Happy May, y’all. Nothing like starting this blog entry with a weather update. We’re in the 100 degree stretch until September, and according to the uber-reliable news source Bahrain Confidential, it was the hottest April since weather was first recorded in 1902. Wahoo! I’ve taken to mooching off friends with pools, and while I was still walking home from work (it’s a health concern now – seriously!), I *might* have changed before leaving to avoid trying to suit up sweaty after arriving at home to my building’s rooftop pool (think the 1990s “wet jean shorts after a water ride” debacle). As I’m floating after my water aerobics (reason 57 why I continue to act 20 years older than my age), I often think about how much my life is like a vacation in Florida – without Mickey.

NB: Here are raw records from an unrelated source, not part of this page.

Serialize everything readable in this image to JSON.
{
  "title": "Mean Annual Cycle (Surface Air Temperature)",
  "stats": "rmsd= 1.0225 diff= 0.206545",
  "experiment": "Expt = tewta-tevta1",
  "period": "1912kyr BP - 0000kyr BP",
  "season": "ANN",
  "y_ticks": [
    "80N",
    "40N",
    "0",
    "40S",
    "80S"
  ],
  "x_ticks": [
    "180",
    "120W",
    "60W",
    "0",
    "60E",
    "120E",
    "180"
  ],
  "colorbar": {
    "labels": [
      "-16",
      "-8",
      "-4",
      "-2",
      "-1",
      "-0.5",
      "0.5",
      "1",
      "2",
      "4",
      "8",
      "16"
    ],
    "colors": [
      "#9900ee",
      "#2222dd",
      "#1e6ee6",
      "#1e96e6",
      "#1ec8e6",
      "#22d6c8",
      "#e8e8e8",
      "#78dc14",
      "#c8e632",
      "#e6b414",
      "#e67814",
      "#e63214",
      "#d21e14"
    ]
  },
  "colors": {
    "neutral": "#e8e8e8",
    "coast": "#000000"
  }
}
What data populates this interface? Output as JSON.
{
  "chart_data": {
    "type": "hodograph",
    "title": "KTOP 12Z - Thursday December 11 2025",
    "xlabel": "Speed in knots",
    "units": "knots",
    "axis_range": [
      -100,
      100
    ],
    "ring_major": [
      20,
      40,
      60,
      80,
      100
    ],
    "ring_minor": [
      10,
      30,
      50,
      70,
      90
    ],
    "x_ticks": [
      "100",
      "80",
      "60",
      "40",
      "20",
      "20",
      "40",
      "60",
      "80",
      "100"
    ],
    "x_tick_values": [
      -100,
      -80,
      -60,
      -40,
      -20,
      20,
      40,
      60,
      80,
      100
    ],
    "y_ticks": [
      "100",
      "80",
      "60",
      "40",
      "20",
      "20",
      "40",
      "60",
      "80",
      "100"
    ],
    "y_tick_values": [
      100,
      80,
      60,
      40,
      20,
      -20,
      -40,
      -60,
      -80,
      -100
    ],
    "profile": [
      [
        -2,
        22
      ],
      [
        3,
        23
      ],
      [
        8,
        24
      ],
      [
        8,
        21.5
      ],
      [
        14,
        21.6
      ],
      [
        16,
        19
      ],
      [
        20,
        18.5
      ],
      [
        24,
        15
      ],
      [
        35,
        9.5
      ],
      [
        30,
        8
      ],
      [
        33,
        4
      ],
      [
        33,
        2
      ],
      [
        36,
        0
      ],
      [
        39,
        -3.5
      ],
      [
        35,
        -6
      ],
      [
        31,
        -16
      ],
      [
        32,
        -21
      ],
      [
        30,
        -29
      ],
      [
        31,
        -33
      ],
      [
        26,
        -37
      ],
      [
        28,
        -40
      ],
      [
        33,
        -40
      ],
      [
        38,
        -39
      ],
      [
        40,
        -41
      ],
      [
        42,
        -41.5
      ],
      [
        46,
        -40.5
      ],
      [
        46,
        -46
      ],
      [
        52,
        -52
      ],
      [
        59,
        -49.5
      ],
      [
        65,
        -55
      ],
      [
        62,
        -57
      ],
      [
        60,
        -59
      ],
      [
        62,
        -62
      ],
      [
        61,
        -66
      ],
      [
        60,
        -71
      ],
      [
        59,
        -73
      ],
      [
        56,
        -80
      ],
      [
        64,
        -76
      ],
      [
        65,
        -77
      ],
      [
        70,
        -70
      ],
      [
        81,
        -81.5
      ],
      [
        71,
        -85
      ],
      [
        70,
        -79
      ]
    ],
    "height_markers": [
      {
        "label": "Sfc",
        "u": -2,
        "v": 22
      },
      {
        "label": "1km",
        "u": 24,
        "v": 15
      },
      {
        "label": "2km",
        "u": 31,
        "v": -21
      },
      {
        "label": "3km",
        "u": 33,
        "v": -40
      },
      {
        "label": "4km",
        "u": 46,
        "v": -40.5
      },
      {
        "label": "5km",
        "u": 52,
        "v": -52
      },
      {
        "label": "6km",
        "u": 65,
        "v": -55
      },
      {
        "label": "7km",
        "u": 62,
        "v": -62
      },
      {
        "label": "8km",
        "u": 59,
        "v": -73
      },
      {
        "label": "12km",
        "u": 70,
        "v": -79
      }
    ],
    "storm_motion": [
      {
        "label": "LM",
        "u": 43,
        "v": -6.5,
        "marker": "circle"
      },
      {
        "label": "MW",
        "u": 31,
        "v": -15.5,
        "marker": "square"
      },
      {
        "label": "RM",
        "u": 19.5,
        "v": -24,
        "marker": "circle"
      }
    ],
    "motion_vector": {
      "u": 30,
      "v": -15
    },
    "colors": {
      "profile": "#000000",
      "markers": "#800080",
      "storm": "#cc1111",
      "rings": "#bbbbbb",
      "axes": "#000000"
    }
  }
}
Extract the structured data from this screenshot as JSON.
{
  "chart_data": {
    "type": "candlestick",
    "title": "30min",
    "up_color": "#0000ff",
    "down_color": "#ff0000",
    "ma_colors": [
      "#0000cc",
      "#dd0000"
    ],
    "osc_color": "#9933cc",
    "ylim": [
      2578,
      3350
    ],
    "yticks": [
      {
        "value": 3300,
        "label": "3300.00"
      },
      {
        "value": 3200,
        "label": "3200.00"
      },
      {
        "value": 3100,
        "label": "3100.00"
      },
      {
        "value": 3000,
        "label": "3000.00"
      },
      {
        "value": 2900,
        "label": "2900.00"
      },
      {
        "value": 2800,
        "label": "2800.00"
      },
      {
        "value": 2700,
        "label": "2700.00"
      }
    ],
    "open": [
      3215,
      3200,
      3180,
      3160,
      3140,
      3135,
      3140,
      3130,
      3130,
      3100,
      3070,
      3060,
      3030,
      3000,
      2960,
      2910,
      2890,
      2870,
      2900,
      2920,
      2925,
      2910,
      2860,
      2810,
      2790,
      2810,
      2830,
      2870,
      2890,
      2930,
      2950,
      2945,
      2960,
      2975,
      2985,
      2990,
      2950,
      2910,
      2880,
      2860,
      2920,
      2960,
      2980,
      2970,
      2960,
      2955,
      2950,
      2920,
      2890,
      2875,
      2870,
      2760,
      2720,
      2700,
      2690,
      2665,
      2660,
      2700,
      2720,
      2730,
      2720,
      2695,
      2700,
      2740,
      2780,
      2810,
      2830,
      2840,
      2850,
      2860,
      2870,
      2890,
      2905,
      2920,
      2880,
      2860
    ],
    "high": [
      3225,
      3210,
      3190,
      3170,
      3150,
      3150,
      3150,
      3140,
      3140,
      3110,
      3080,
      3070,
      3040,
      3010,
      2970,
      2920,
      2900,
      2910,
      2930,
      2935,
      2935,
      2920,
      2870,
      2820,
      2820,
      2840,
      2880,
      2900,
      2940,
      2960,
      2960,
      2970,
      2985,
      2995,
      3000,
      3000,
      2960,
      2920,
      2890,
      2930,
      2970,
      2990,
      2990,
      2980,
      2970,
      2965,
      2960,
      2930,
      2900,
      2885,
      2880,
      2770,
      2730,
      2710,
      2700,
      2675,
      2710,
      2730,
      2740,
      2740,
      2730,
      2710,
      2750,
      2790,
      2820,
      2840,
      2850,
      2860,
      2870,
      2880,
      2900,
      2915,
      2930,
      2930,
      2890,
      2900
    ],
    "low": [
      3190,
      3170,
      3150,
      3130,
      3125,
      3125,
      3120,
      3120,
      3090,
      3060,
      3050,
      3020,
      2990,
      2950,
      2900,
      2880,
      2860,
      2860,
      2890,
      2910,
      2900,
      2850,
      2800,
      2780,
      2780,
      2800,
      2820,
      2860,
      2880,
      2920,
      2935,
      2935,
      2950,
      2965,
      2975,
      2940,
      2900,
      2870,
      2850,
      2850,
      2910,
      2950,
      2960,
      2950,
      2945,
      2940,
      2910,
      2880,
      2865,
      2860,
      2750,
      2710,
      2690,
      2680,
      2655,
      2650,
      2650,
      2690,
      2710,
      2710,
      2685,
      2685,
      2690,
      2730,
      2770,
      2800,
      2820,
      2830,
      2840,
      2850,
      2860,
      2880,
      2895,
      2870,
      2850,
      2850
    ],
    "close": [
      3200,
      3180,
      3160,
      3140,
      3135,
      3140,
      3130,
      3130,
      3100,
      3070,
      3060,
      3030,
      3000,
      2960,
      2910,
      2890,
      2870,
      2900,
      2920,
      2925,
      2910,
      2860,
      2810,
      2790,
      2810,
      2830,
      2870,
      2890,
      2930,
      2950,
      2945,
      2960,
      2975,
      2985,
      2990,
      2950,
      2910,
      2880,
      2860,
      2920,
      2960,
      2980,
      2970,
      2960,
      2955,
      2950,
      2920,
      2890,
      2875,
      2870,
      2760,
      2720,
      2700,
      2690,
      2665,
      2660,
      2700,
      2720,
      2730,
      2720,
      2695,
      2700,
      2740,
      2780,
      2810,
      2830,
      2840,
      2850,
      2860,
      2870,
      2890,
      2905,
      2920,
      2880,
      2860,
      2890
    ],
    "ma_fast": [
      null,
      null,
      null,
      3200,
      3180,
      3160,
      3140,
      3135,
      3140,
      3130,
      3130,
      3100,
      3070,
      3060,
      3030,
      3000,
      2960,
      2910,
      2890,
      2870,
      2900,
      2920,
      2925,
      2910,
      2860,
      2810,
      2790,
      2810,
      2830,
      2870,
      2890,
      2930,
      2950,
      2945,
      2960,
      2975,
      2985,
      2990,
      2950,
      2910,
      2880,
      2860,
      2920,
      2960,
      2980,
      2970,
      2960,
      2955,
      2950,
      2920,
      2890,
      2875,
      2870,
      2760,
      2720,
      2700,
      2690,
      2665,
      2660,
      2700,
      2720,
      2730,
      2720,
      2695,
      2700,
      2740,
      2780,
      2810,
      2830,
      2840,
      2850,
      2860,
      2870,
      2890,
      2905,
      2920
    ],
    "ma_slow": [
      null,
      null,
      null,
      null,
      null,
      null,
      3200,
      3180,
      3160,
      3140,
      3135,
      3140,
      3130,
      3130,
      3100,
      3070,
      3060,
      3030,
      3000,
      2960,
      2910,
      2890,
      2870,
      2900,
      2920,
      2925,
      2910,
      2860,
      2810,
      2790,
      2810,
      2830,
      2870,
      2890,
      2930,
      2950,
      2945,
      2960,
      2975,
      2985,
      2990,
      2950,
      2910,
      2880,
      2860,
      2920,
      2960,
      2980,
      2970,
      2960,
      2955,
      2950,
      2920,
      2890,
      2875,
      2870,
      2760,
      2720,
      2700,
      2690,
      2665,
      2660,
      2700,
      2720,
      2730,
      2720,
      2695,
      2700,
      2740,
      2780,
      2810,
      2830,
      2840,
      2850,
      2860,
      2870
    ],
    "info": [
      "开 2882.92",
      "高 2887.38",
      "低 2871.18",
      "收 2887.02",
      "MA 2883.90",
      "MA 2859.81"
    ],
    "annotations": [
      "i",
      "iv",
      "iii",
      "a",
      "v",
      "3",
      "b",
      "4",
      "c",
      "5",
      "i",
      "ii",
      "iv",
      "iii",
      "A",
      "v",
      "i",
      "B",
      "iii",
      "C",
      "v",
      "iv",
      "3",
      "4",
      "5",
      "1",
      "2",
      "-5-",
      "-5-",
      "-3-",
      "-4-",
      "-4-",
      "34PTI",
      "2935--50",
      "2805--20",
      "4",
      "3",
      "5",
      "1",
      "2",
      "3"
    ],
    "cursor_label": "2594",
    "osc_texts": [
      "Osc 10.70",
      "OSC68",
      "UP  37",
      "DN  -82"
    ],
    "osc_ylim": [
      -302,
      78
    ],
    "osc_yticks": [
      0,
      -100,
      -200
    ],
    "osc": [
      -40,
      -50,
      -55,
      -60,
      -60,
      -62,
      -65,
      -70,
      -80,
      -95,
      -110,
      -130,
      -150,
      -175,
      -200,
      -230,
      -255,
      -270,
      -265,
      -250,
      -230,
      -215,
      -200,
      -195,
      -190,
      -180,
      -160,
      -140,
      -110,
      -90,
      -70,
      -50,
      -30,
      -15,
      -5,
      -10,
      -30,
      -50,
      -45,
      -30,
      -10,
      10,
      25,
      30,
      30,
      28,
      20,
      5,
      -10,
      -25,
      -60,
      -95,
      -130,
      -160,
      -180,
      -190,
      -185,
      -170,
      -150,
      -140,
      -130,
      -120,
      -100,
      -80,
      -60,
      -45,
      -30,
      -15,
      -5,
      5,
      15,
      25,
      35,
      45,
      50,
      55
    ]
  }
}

Since I don’t have much to report other than my 3 B’s lifestyle (bunko, book club, and bingo), there are a few quirky common experiences that many report experiencing in Bahrain. Most of them have to do with driving – are you surprised?
- The Bahraini Left – So…they’re not the best of drivers in this neck of the woods (neither am I), and many streets are technically “boulevards” with cement islands in the middle that trail off into left turn lanes. Well, here in Bahrain, you can actually turn left from ANY lane. So, yes, the left turn lane goes left. Middle lane? What the heck? There’s room. Right hand turn lane? Meh, they won’t hit me. See the diagram below.
- The Talabat Twenty- There’s this thing called Talabat that has destroyed my waistline, as well as many others who have come before me. It’s a food delivery service app that delivers any food, any time. McD’s Egg McMuffin at 7 a.m.? Cupcakes from Lola’s at midnight? Done and done! The saving grace is that the only pay options are “cash” and “benefit,” and I don’t know what benefit means….so no cash = microwave popcorn for dinner! By the way, the scores of food delivery motor bikes further complicate the Bahraini Left issue above.
- Service Surprise! – So, language can be an issue when trying to explain service requests. I’ll save my Moroccan bath fiasco for later. Anyhow, I just paid 16 BD ($42) for an oil filter – JUST THE FILTER! NOT THE OIL! OR THE CHANGE! Luckily, it was an interactive process where, since my car has US Specs, I got to hold the various filter sizes for the mechanic while he figured out which fit (and I held the discards – in 100 degree heat). With this, I was also there when they tried to pour an unidentified murky liquid from an unmarked bottle somewhere under the hood (why didn’t I take auto shop in school?!?), assuring me with, “madam, it is fine!” The receipt is in Arabic, so still not sure what “service” this was. On an exciting note, I got to climb down into the “pit” underneath the car that the mechanic works from. It reminded me of a tiny tiled swimming pool!
- TV Troubles – A massive topic plaguing expats abroad is how to stream current American TV shows…and if you’ve followed my blog, I’ve been tinkering with this since October. Well, we’ve gotten to a workable point, folks… Through setting up multiple VPNs, then virtual VPN routers, and obsessively testing internet speed (after an internet search, I’ve found that mine is the strength typical of 2004 technology), I’ve figured out how to catch up on my Real Housewives – thank you, Roku (and my former student who sold it to me at Best Buy)! I’m ready to FaceTime with anyone caught up on Southern Charm, RHONY, or Vanderpump Rules. Thank goodness I’ve figured all this out before the real stuff (Game of Thrones) in the fall. I plan on setting my alarm for 2 a.m. and watching in “real time.”
Finally – thank you, Congress, for working things out (at least until September) so I GET TO GO HOME! I got my papers early this week, and I hope to have tickets soon. Time is winding down here, though not as fast as for y’all in the states. In the words of one of my favourite fellow teachers, we have 5 more [Sunday] “get ups,” but also unlike most of you in the states, we’ll be celebrating Ramadan through the end of the year. While the religious practices might not directly connect to me, there are a number of guidelines all citizens of Bahrain must follow regarding consumption of food, liquids, and dress, regardless of religion. I’ll leave that one for my final post of the year – Ramadan Days.
Keeping my fingers crossed for warmer days for you, Chicago!